- Час назад я видел Джима, - хрипло проговорил Ковалев. – В Вашингтоне. Я видел его вот как тебя сейчас.
- В самом деле? – рассеянно пробормотал Новак, пытаясь хоть что-нибудь понять в мешанине специальных терминов. – Это хорошо.
Борис поднялся с дивана, сел за стол напротив начальника и положил тяжелую широкую лапу на отчет.
- Ты меня слышишь, Гейб? Я видел Джима. Джима Хендриксона. Час назад.
Новак непонимающе смотрел на археолога, а потом до него дошел смысл сказанного, и он выпрямился. Ему стало понятно, почему Ковалев спрашивал, не похож ли он на сумасшедшего.
- Я понимаю, - мягко проговорил Новак. – Джим был твоим другом. И все же…
- Я видел его, - упрямо повторил археолог. – Я не мог ошибиться. Он зашел в дом и исчез.
- Это невозможно, - в голосе Габриэля Новака прорезались стальные нотки. – И ты знаешь это не хуже меня. Джим Хендриксон мертв. Он мертв и похоронен десять дней назад.
Сухое официальное обозначение RAS-63 никак не подходило этой планете, и первые поселенцы назвали ее Красоткой. Со своей флорой и фауной, так непохожей на земную, в плане безопасности и комфорта она была копией Земли, и обещала стать новым домом для стремительно разрастающегося человечества.
За первые три года никто из колонистов не заболел и не умер; урожаи радовали своей обильностью, стада коров тучнели на местной сочной траве, исправно давая молоко и здоровый приплод. Так что по истечении испытательного срока Красотка была признана пригодной для проживания человека, и на нее потянулись толпы желающих осесть в этом благословенном уголке.
Через два года после официального признания Красотка по продовольствию перешла на полное самообеспечение, через четыре – появились излишки, а на пятый год существования колонии с Красотки стартовал первый торговый корабль, увозя в грузовом отсеке тонны превосходного зерна.
Так продолжалось почти десять лет. А потом все кончилось, потому что в джунглях был обнаружен город. Не человеческий город.

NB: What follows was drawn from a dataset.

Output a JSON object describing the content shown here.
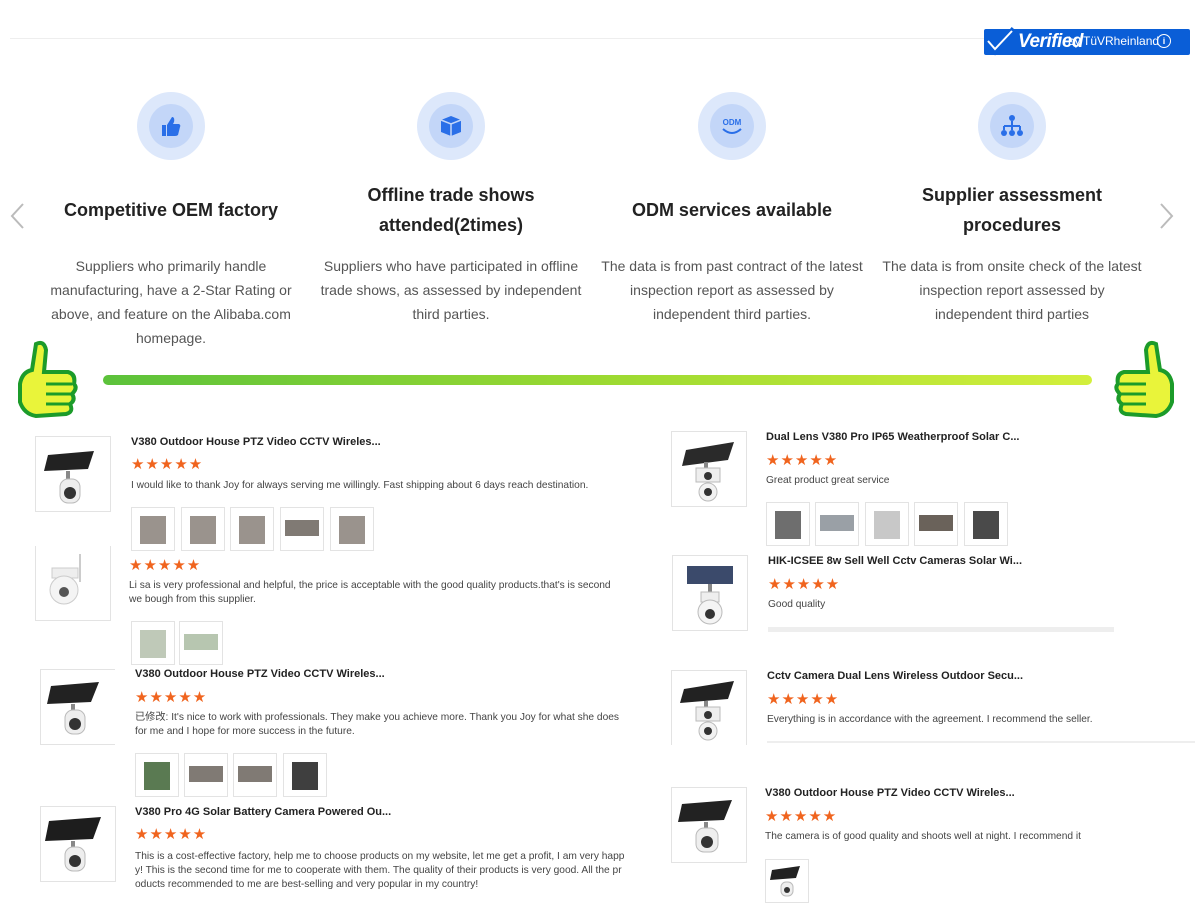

Нашел его, совершенно случайно, лесоруб по имени Карел Вашингтон. Он расчищал участок земли под будущие поля, роботы вдруг остановились, посылая тревожные сигналы, Карел пошел посмотреть, в чем там дело, и увидел дом. Ну или что-то, очень похожее на дом: со стенами, крышей и дверным проемом, в который, не пригибаясь, мог войти довольно высокий человек. Дом был густо оплетен лианами и был практически не виден, и только сканирующие устройства роботов позволили разглядеть нечто рукотворное в этом диком буйстве зелени.

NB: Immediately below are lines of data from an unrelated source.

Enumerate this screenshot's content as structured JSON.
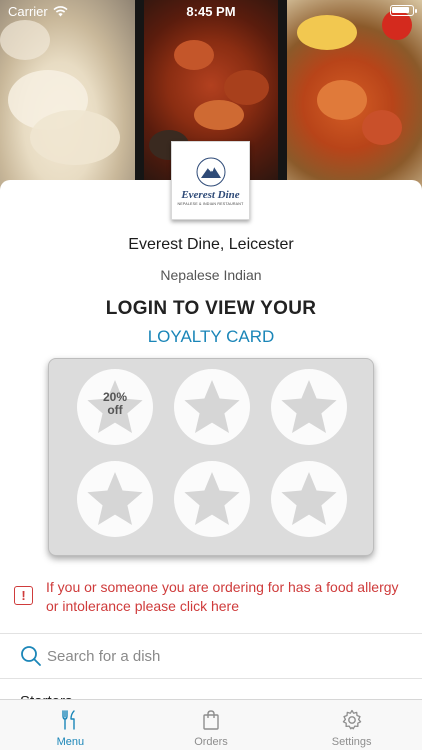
{
  "status_bar": {
    "carrier": "Carrier",
    "time": "8:45 PM",
    "battery_level": 0.95
  },
  "hero": {
    "icons": [
      "momo-photo",
      "tandoori-photo",
      "curry-photo"
    ]
  },
  "restaurant": {
    "logo_name": "Everest Dine",
    "logo_arc_text": "EVEREST DINE",
    "logo_subtitle": "NEPALESE & INDIAN RESTAURANT",
    "name": "Everest Dine, Leicester",
    "cuisine": "Nepalese Indian"
  },
  "loyalty": {
    "title": "LOGIN TO VIEW YOUR",
    "link_label": "LOYALTY CARD",
    "reward": {
      "line1": "20%",
      "line2": "off"
    },
    "stamps_total": 6
  },
  "allergy": {
    "text": "If you or someone you are ordering for has a food allergy or intolerance please click here"
  },
  "search": {
    "placeholder": "Search for a dish"
  },
  "menu": {
    "first_category_peek": "Starters"
  },
  "tabs": [
    {
      "label": "Menu",
      "icon": "fork-knife-icon",
      "active": true
    },
    {
      "label": "Orders",
      "icon": "shopping-bag-icon",
      "active": false
    },
    {
      "label": "Settings",
      "icon": "gear-icon",
      "active": false
    }
  ],
  "colors": {
    "accent": "#1b86b8",
    "alert": "#cf3b3b",
    "card_bg": "#dcdcdc",
    "tab_inactive": "#8e8e8e"
  }
}
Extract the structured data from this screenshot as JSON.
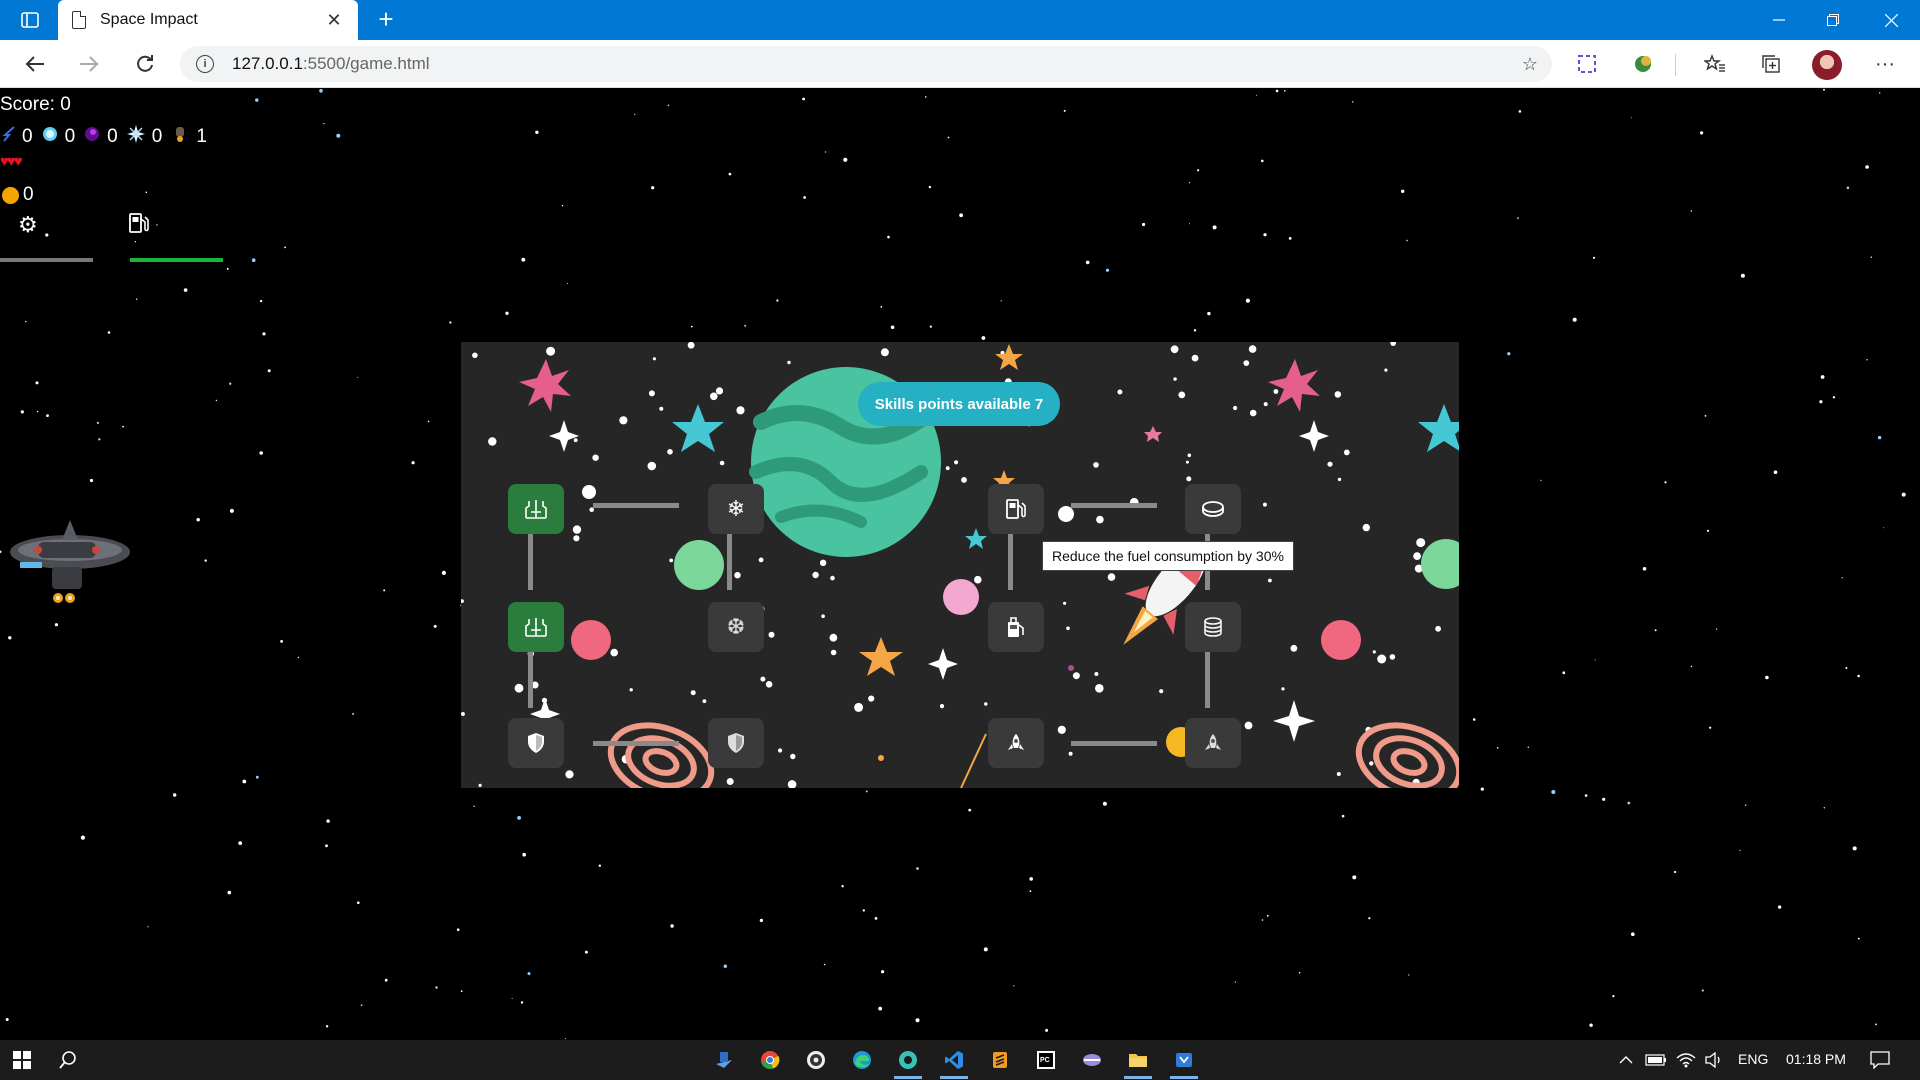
{
  "browser": {
    "tab_title": "Space Impact",
    "tab_close": "✕",
    "new_tab": "+",
    "url_host": "127.0.0.1",
    "url_rest": ":5500/game.html",
    "info": "i"
  },
  "hud": {
    "score_text": "Score: 0",
    "powerups": [
      {
        "icon": "lightning-icon",
        "value": "0"
      },
      {
        "icon": "bubble-shield-icon",
        "value": "0"
      },
      {
        "icon": "purple-orb-icon",
        "value": "0"
      },
      {
        "icon": "freeze-star-icon",
        "value": "0"
      },
      {
        "icon": "ship-icon",
        "value": "1"
      }
    ],
    "lives": "♥♥♥",
    "coins": "0",
    "gear": "⚙",
    "settings_bar_color": "#777777",
    "fuel_bar_color": "#18b53b"
  },
  "skills": {
    "badge_text": "Skills points available 7",
    "tooltip_text": "Reduce the fuel consumption by 30%",
    "nodes": [
      {
        "name": "skill-ship-1",
        "icon": "ship-icon",
        "active": true
      },
      {
        "name": "skill-ship-2",
        "icon": "ship-icon",
        "active": true
      },
      {
        "name": "skill-shield-1",
        "icon": "shield-icon",
        "active": false
      },
      {
        "name": "skill-freeze-1",
        "icon": "snowflake-icon",
        "active": false
      },
      {
        "name": "skill-freeze-2",
        "icon": "snowflake-icon",
        "active": false
      },
      {
        "name": "skill-shield-2",
        "icon": "shield-icon",
        "active": false
      },
      {
        "name": "skill-fuel-1",
        "icon": "fuel-pump-icon",
        "active": false
      },
      {
        "name": "skill-fuel-2",
        "icon": "fuel-pump-icon",
        "active": false
      },
      {
        "name": "skill-rocket-1",
        "icon": "rocket-icon",
        "active": false
      },
      {
        "name": "skill-coin-1",
        "icon": "coin-icon",
        "active": false
      },
      {
        "name": "skill-coin-2",
        "icon": "coin-stack-icon",
        "active": false
      },
      {
        "name": "skill-rocket-2",
        "icon": "rocket-icon",
        "active": false
      }
    ],
    "accent": "#26b0c3",
    "active_node_color": "#2a7d3c"
  },
  "taskbar": {
    "lang": "ENG",
    "time": "01:18 PM"
  }
}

Слегка раздосадованный, Карел Вашингтон свернул работы и доложил о находке куда следует. Сенсация мгновенно облетела Красотку, и на участок Карела потянулись десятки любопытствующих, которым слегка поднадоела их монотонная скучная жизнь сытых фермеров. Они с таким энтузиазмом взялись за расчистку Города, что это грозило полным его уничтожением. К счастью, в это самое время на Красотке в законном отпуске находился Советник Гельмут Штолль, он-то и положил конец этой разрушительной деятельности, объявив участок Карела зоной неприкосновенности. И за дело взялись настоящие ученые.
Очень скоро они подтвердили, что Город не имеет никакого отношения к человечеству. Его построили сгинувшие невесть куда аборигены Красотки. И даже не построили, а вырастили из колоний организмов, напоминающих земные кораллы. Вообще, суда по всему, цивилизация аборигенов развивалась иным путем, сильно отличающимся от привычного людям.
Они выращивали дома и одежду; они скрещивали между собой разные виды животных, получая в результате очень полезных в хозяйстве монстров. Они знали огонь и колесо, но не имели письменности, и лишь многочисленные, изрядно потускневшие от времени фрески свидетельствовали о долгой истории погибшей цивилизации.
А еще они были очень похожи на людей, и это добавляло ученым головной боли. Почему погибли аборигены? Какой неизвестный фактор уничтожил этот процветающий народ? И не угрожает ли этот фактор людям?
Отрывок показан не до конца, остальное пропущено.